Genetics Go A Long Way

Zara’s genetics have been our saving grace through this whole journey. They are what made the late start work out. They are also what got me into this in the first place. If she hadn’t shown such an aptitude for hunting when we ran the JH tests, I doubt I would have pursued anything beyond that level. So if you own a bird dog from a reputable breeder with proven hunting lines, you’re going to be much better off than someone who gets a dog that doesn’t have that in their lines. I think it’s probably hard to teach a lot of those characteristics that come naturally to well-bred bird dogs: things like search, an intense point, and a desire to work and hunt for game.

You Don’t Need to Own A Gun

I literally just bought my first shotgun three weeks ago. Before that, I had shot a gun once. Part of the reason I initially wanted to do field trials with Zara was because most field trials don’t involve shooting birds. Only blank pistols are used. To be honest, guns kind of scared me. I was also uncomfortable about the idea of shooting birds myself. After joining NAVHDA, I gradually got more comfortable being around experienced gunners and began to appreciate the opportunity for Zara to retrieve birds.

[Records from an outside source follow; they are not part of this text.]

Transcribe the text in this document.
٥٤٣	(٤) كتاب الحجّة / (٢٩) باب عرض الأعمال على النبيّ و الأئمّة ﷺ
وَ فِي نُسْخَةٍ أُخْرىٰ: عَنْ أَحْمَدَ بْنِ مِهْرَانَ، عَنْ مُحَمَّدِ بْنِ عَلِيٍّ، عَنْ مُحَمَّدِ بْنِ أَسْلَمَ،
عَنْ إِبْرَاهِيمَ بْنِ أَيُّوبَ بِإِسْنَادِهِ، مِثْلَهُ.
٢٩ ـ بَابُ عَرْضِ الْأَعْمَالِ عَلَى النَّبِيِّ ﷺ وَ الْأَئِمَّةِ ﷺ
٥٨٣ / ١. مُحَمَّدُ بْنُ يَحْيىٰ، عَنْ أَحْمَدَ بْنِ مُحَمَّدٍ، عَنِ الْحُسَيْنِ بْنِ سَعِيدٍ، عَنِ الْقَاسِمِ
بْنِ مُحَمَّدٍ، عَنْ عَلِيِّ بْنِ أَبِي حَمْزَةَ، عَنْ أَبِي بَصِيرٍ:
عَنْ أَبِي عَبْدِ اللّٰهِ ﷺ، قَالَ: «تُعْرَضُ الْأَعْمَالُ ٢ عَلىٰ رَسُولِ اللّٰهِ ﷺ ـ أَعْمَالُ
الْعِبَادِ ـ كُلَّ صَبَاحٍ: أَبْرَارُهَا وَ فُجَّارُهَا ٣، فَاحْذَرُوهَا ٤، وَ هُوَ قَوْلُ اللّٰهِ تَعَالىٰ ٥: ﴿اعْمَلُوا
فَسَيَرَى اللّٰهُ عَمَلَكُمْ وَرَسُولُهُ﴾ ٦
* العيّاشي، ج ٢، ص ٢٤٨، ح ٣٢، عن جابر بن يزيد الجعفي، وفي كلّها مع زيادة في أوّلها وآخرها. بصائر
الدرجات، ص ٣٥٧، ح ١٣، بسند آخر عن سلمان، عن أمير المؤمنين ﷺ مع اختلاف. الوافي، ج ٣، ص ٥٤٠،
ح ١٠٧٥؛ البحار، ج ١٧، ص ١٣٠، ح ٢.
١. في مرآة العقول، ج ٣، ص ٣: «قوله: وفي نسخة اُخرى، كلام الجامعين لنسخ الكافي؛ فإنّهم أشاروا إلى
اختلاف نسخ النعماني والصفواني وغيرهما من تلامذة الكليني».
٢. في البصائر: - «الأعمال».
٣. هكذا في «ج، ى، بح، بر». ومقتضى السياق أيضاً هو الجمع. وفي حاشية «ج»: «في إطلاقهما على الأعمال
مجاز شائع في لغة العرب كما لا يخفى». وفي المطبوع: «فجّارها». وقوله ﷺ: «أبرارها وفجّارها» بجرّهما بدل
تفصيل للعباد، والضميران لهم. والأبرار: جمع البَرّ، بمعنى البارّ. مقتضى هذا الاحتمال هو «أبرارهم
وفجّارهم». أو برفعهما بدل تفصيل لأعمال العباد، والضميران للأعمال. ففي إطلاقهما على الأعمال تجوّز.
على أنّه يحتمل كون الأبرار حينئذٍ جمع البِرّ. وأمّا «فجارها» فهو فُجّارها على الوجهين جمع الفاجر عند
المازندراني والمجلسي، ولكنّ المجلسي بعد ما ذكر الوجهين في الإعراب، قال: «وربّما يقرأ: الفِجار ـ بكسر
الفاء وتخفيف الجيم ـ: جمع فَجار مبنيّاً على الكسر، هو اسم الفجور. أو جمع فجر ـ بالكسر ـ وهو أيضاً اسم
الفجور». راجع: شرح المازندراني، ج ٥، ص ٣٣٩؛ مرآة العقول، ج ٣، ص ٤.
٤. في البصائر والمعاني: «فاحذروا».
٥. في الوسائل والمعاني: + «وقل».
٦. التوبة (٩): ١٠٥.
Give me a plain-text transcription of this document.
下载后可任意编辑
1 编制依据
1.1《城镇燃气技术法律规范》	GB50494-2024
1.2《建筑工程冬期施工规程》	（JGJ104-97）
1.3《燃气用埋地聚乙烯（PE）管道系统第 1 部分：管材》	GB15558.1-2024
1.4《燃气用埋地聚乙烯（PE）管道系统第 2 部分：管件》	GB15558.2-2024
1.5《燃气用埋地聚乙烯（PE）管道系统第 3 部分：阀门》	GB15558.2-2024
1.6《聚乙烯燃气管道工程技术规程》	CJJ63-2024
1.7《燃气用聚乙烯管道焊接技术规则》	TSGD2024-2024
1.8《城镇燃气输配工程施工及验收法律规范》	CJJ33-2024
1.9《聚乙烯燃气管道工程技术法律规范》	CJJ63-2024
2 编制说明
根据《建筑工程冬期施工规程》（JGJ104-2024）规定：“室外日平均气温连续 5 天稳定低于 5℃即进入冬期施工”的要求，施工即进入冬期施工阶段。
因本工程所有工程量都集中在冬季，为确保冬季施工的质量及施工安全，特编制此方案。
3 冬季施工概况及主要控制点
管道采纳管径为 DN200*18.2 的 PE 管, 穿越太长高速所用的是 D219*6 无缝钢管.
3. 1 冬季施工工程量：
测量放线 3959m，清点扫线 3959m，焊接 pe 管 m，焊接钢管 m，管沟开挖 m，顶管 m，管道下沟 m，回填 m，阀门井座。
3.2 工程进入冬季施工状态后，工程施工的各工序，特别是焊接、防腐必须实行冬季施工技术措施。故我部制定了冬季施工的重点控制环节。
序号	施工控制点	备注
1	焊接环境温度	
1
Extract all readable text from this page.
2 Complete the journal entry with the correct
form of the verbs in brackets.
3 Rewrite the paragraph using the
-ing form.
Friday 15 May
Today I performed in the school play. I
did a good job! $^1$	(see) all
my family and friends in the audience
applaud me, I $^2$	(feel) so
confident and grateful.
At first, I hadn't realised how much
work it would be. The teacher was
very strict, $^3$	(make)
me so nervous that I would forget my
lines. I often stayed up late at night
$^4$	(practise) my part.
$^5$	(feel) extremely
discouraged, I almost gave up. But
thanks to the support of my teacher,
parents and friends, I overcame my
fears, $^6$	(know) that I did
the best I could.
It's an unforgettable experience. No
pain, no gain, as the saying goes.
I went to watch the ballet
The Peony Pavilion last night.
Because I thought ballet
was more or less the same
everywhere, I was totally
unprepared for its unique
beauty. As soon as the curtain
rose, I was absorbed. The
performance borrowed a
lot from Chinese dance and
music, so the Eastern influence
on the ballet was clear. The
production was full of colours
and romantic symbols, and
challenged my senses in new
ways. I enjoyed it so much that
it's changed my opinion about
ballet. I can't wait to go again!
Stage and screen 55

If you’re just getting into the game, you certainly don’t need to be able to shoot birds yourself as long as you have willing training partners who can help you out (see “It’s Difficult to Do On Your Own” above.)

Training Your Dog Yourself is Very Rewarding

I never set out to have a vizsla capable of competing in upper level hunt tests and field trials when we first got Zara. I certainly didn’t anticipate becoming so thoroughly involved in her training. But I can tell you that training her myself has been an extremely rewarding experience. Even if there are days when I get frustrated because it seems we are taking a step back, I have to remind myself of what she was like only a few years ago. Even though we’ve had plenty of help along the way, the fact that I’ve been able to do most of it with her has been pretty awesome.